永田・岩永(ビジター)・佐藤・風本・柚木・堀内・熊森・林・岡本・安達  

例会集合写真


自己紹介と近況報告

永田
星は見ているが、惑星は見ていない。惑星観測だけでなく、超新星の捜索も行っているが、望遠鏡の架台をSX赤道儀からEM200に換えた。例会には参加できたが、関東のほうにはいけていない。ここまで花山星空ネットワークの観望会にはすべて参加できた。
岩永
高校1年生で大津市在住。惑星の観測は全くない。望遠鏡もなく、どうしたらいいのか分からないが、これから勉強したい。
     安達から:大津市ということですが、なんと、安達の自宅から20mもないところに住んでいる高校生だということが分かり、一同仰天しました。
佐藤
エッジプリズムを購入して月・金星を見たらとてもきれいに見えた。効果が良くわかった。前回の例会で皆さんにお願いしたアンケートの結果が出たので、後から発表する。今日はZWOのカメラのことを知りたい。
風本
時間ができたので、例会に3年ぶり?に来た。皆既日食を見てからは、仕事が忙しく、惑星は見れていない。屋上の30cmにはカビが生えていないかと心配している。宮古島の50cmは4月に鏡の洗浄を行った。それ以降2回行ったが、ろくに見れていない。観測に遠ざかっているので例会に出席し刺激を受けに来た。
       (嬉しいです。大歓迎です。もっと来てね!)
安達
11月に火星の話をして欲しいという以来を受けた。火星を観測せずにはできないので、追い込まれ、最近になって火星の観測を開始した。
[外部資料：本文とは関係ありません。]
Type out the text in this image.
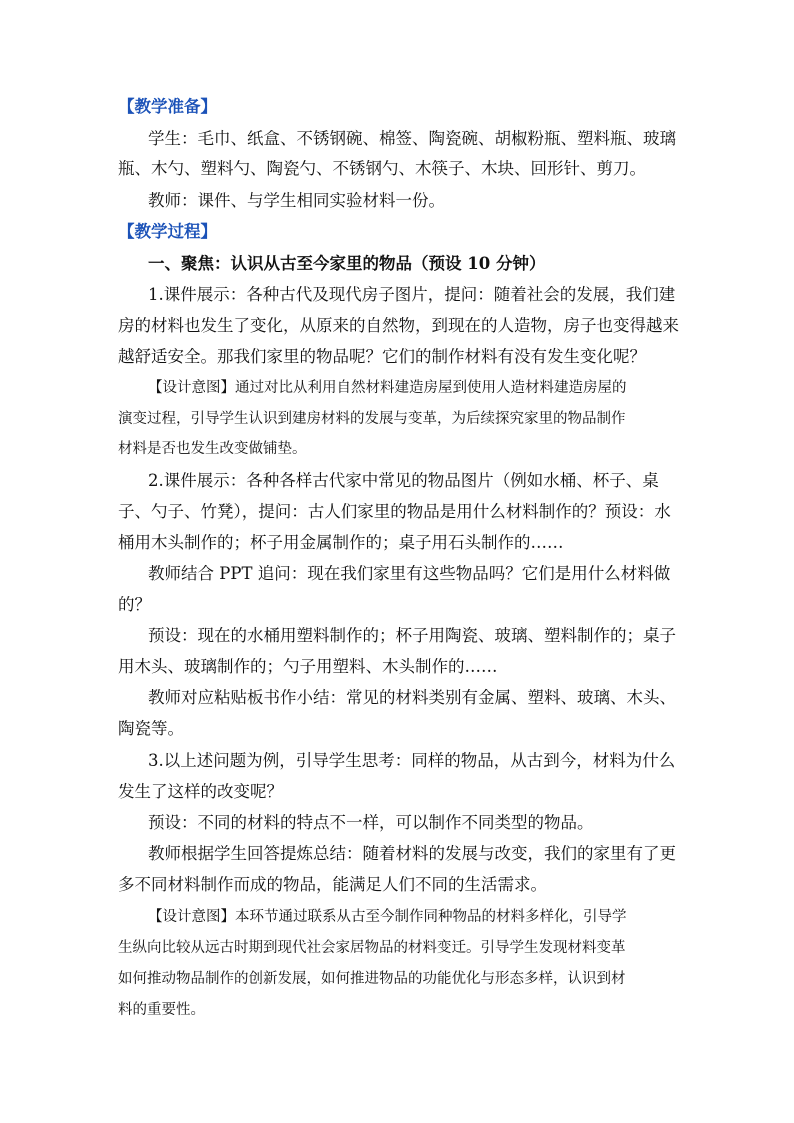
【教学准备】
学生：毛巾、纸盒、不锈钢碗、棉签、陶瓷碗、胡椒粉瓶、塑料瓶、玻璃
瓶、木勺、塑料勺、陶瓷勺、不锈钢勺、木筷子、木块、回形针、剪刀。
教师：课件、与学生相同实验材料一份。
【教学过程】
一、聚焦：认识从古至今家里的物品（预设 10 分钟）
1.课件展示：各种古代及现代房子图片，提问：随着社会的发展，我们建
房的材料也发生了变化，从原来的自然物，到现在的人造物，房子也变得越来
越舒适安全。那我们家里的物品呢？它们的制作材料有没有发生变化呢？
【设计意图】通过对比从利用自然材料建造房屋到使用人造材料建造房屋的
演变过程，引导学生认识到建房材料的发展与变革，为后续探究家里的物品制作
材料是否也发生改变做铺垫。
2.课件展示：各种各样古代家中常见的物品图片（例如水桶、杯子、桌
子、勺子、竹凳），提问：古人们家里的物品是用什么材料制作的？预设：水
桶用木头制作的；杯子用金属制作的；桌子用石头制作的……
教师结合 PPT 追问：现在我们家里有这些物品吗？它们是用什么材料做
的？
预设：现在的水桶用塑料制作的；杯子用陶瓷、玻璃、塑料制作的；桌子
用木头、玻璃制作的；勺子用塑料、木头制作的……
教师对应粘贴板书作小结：常见的材料类别有金属、塑料、玻璃、木头、
陶瓷等。
3.以上述问题为例，引导学生思考：同样的物品，从古到今，材料为什么
发生了这样的改变呢？
预设：不同的材料的特点不一样，可以制作不同类型的物品。
教师根据学生回答提炼总结：随着材料的发展与改变，我们的家里有了更
多不同材料制作而成的物品，能满足人们不同的生活需求。
【设计意图】本环节通过联系从古至今制作同种物品的材料多样化，引导学
生纵向比较从远古时期到现代社会家居物品的材料变迁。引导学生发现材料变革
如何推动物品制作的创新发展，如何推进物品的功能优化与形态多样，认识到材
料的重要性。
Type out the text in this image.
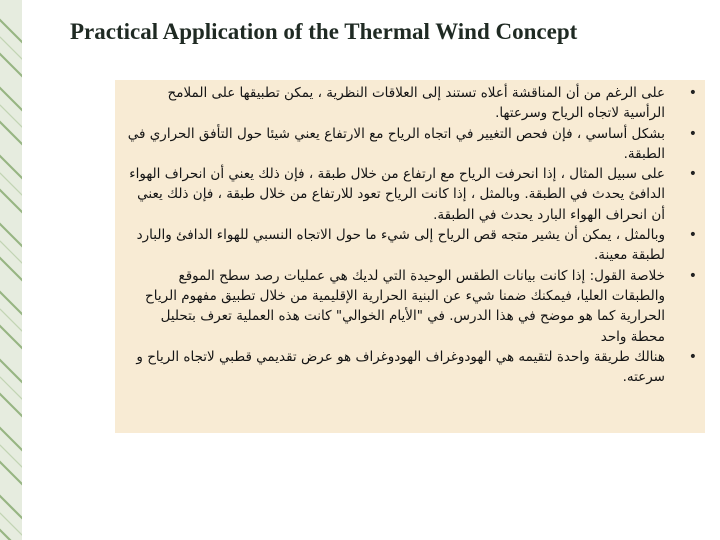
Practical Application of the Thermal Wind Concept
•
على الرغم من أن المناقشة أعلاه تستند إلى العلاقات النظرية ، يمكن تطبيقها على الملامح الرأسية لاتجاه الرياح وسرعتها.
•
بشكل أساسي ، فإن فحص التغيير في اتجاه الرياح مع الارتفاع يعني شيئا حول التأفق الحراري في الطبقة.
•
على سبيل المثال ، إذا انحرفت الرياح مع ارتفاع من خلال طبقة ، فإن ذلك يعني أن انحراف الهواء الدافئ يحدث في الطبقة. وبالمثل ، إذا كانت الرياح تعود للارتفاع من خلال طبقة ، فإن ذلك يعني أن انحراف الهواء البارد يحدث في الطبقة.
•
وبالمثل ، يمكن أن يشير متجه قص الرياح إلى شيء ما حول الاتجاه النسبي للهواء الدافئ والبارد لطبقة معينة.
•
خلاصة القول: إذا كانت بيانات الطقس الوحيدة التي لديك هي عمليات رصد سطح الموقع والطبقات العليا، فيمكنك ضمنا شيء عن البنية الحرارية الإقليمية من خلال تطبيق مفهوم الرياح الحرارية كما هو موضح في هذا الدرس. في "الأيام الخوالي" كانت هذه العملية تعرف بتحليل محطة واحد
•
هنالك طريقة واحدة لتقيمه هي الهودوغراف الهودوغراف هو عرض تقديمي قطبي لاتجاه الرياح و سرعته.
まだ火星は小さいが、かろうじて模様を見ることができている。これからも、この調子で観測をしていきたい。
柚木
3.11以降処理をあまりしていない。撮影したうちの4/5はまだ撮影したままで処理していない。早くに寝て、夜中に起き、晴れていれば撮像はしている。3週間前に永長さんらが3人、スライディングルーフを見にこられた。今は、仕事に使う、小学校6年生用の月の画像を撮っている。これからは火星に力を入れていきたい。
堀内
これで3回目の参加となった。今年は気流が悪く、良い像が撮れない。ZWOなどの新しいカメラまではきびしいものがある。ソフトではオートスタッカートが使いこなせていない。設定がうまくいくといいものができるが、ずれると難しい。これからは木星・火星・アイソンと楽しみが多い。
熊森
できるうちに、やれることはどんどんやっておきたいと思っている。今日はZWOのカメラについて話をしようと思っている。このカメラは、星野写真の動画も撮れるので、購入した。ベランダ観測では木星は30〜40分くらいしか見えない。シーイングも良くない。今日は、このカメラの話をする。
   遅れてこられた方の自己紹介や近況報告をしていただく時間が取れませんでした。もうしわけありません。

木星の近況

 木星は7月から今日までの様子で特徴的なものをピックアップした。合のあと、大きな変化はないものの、予想されたような変化が見られている。

(1) GRSの変化

 GRSは合のあと、前シーズンと同じような状態にあるが、短時間にときどき変化をしているようだ。
 10月10日(下の画像)では、GRSの後方に乱れた部分ができているが、11月にはもう元にもどっている。
 また、大赤斑は経度増加方向に移動しており、不安定な状態にある。例会のときに熊森さんから急速に後退し始めているとの指摘があった。安達はまだつかんでいなかったが、GRSのこの一連の変化は、大変化の兆候につながるかもしれない。

(2) NEBの変化

 例会ではNEBが細くなっていると解説したが、NEBの濃い部分が南側だけになって細く見えるようになった。あるいは、NEBの北側の淡化とするほうが適当だと、熊森さんから指摘があった。この現象は2011年にも見られ、一見NEBが細く見えるようになったことを記憶している。
 今回も、これと同じようなものになる可能性もあるので、注目したい。
2011年のときは、この状態になる前にNTrZガ明るくなり、メタンバンドでも明るくなっていた。今回は部分的に明るくなっている部分もあるので、それがどのように変化しいくかを注目したい。

(3) NTZの白斑

 9月6日、2=95度付近に目立った白斑が見られたので、前後の様子を追跡した。8月30日から姿を確認することができた。北側を小さな暗斑がいくつも通過しているがその後は大きな変化はなかった。

(4) STBの変化

 BAの前進はリニアに動いておらず、9月下旬には一時的に10日程度止まっていた。ように見える。ちょうどこのとき、BAの南方にSSTBの白斑A4が通過した直後のことだった。BAの振る舞いは、このA4白斑と関連があるように見える。もうすぐA5が通過するので、同じことが起こるか注目したい。


火星の近況

(1) シーズン最初の様子

 火星は視直径が4秒台であり、まだ最小と言ってもよいくらいの大きさである。肉眼では、今も昔もこの大きさでは、模様を見ることも難しい大きさである。しかし、日の出時の地平高度が上がるにつれて、観測報告もそれなりに集まってくるようになった。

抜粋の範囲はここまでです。